For those living in the Northern Hemisphere, Lent means springtime. It is a time of hope and great anticipation as we watch bulbs pushing through the soil, new buds appearing on trees and birds returning from their southern migration. For those in the Southern Hemisphere, it is a time to prepare for the winter . For Christians all around the globe, it is a time to turn to God in a more intimate way to allow the seed of new life to bloom in prayer, fasting, and deeds of goodwill.
Many of our churches and agencies offer daily meditations that bring the Scriptures to life during this Holy Season as we journey towards the cross and the tomb. The Christian life is about a life-changing relationship with God and our neighbors. As with any relationship, if it is to remain meaningful, it has to be nurtured through reading the scriptures and prayer. The Bible is the soil from which all Christian faith grows and prayer the foundation of all our activity. Jesus regularly spent time in prayer (Mt 14:23) and sometimes spent the whole nights praying (Lk 6:12). He also taught his disciples to pray (Lk 11:1ff).

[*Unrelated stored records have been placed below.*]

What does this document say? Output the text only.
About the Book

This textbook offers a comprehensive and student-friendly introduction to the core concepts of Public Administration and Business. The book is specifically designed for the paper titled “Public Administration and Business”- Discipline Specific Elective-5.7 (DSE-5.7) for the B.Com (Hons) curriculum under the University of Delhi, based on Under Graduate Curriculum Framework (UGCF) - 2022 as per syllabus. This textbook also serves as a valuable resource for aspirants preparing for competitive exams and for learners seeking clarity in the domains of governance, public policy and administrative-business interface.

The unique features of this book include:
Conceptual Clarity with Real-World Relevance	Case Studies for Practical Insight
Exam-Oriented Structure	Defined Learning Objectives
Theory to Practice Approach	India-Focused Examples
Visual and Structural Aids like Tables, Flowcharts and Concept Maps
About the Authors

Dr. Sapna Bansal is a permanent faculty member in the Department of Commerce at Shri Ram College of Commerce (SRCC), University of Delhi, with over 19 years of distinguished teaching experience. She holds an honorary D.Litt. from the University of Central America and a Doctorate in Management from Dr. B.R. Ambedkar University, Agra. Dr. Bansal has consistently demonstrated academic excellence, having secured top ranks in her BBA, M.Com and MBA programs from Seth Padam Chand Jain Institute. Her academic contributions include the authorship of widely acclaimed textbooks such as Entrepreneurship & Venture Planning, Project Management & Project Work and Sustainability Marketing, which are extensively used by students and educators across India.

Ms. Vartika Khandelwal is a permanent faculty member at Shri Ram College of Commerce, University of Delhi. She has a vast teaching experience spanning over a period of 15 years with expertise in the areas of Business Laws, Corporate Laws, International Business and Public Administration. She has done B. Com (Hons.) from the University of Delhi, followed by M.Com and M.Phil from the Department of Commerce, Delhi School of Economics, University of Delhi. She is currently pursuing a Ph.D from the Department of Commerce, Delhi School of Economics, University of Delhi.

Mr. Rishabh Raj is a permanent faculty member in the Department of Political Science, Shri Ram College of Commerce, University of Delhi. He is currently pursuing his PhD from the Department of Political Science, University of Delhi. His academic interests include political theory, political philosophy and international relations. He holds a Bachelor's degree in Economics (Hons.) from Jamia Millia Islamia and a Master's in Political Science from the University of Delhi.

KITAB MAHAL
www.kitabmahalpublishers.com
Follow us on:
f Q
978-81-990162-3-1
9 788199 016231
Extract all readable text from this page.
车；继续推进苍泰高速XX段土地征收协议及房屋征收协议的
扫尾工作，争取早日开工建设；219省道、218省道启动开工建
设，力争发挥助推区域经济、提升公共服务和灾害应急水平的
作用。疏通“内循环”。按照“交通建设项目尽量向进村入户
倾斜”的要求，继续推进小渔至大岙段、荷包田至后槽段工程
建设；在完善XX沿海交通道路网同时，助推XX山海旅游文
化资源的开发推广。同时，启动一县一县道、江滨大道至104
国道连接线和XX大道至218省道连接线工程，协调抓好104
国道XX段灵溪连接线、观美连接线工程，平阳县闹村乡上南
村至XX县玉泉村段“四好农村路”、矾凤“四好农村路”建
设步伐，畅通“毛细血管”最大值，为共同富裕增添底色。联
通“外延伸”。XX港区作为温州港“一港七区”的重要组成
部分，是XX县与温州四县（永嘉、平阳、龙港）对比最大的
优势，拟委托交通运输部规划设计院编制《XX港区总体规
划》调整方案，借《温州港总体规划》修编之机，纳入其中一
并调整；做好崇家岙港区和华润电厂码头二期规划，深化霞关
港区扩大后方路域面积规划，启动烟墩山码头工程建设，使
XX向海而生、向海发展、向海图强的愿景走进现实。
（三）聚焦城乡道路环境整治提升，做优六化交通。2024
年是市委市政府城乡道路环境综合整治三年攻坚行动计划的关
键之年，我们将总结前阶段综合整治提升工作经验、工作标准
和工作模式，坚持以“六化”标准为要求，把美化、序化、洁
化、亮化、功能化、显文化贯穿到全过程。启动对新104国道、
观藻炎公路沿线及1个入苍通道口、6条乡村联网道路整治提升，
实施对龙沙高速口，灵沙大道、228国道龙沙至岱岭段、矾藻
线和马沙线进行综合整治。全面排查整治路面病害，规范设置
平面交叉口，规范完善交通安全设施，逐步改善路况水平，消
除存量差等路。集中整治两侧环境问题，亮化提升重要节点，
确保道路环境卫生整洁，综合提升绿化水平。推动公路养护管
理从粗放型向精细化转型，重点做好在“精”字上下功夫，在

One of John Wesley’s famous sermons was entitled, “The Almost Christian.” There are so many people, he said, who are almost Christian but stop short of a personal relationship with God. He argued that a person can be good and still not be a Christian, something more is required. From his own experience, he relates that “an almost Christian” was a good description of his own life before his Aldersgate conversion. Until then, he claims, he was really a good person who actively tried to help others and serve God but discovered the hard way that this was not enough. Wesley cites three characteristics of the “altogether Christian.” They love God with all their heart and soul, and their spirit constantly rejoices in God. They love their neighbors. Most importantly is the inward change and new found peace found through faith in Christ. Let us move beyond the rituals and religious practices this Lententide to, “do good, do no harm and stay in love with God.”
I bid you a Lententide simple, befitting your life situation and your relationship with the Lord.
Activities of the General Secretary in February
General Secretary Abrahams divided his time between Cape Town (SA), London (UK), and Lake Junaluska (USA) in February. During this time, he was able to meet with member church staff, WM Council leadership, and attend an environmental conference.
Pictured below is General Secretary Abrahams with Bishop Jo Seoka at the Alternative Mining Indaba in Cape Town. The gathering sought to bring together faith-based and community organizations to accompany communities affected by mining.
While in London, he met with Revd. Dr. R. F. Leão‐Neto (chair of WMC’s Inter-religious Relationships Committee) and Rabbi Frank Dabba Smith at Methodist Church House.
He also connected with Rev. Christine Elliott (WMC Officer for Europe) and Rev. Steve Pearce (World Church Relationships Office, Methodist Church in Britain).
At the conclusion of the month, General Secretary Abrahams returned to the WMC Headquarters office at Lake Junaluska, North Carolina (USA) for quarterly meetings with staff, the CFO/Treasurer, Kirby Hickey, and the chair of the finance committee, Bishop John F. White.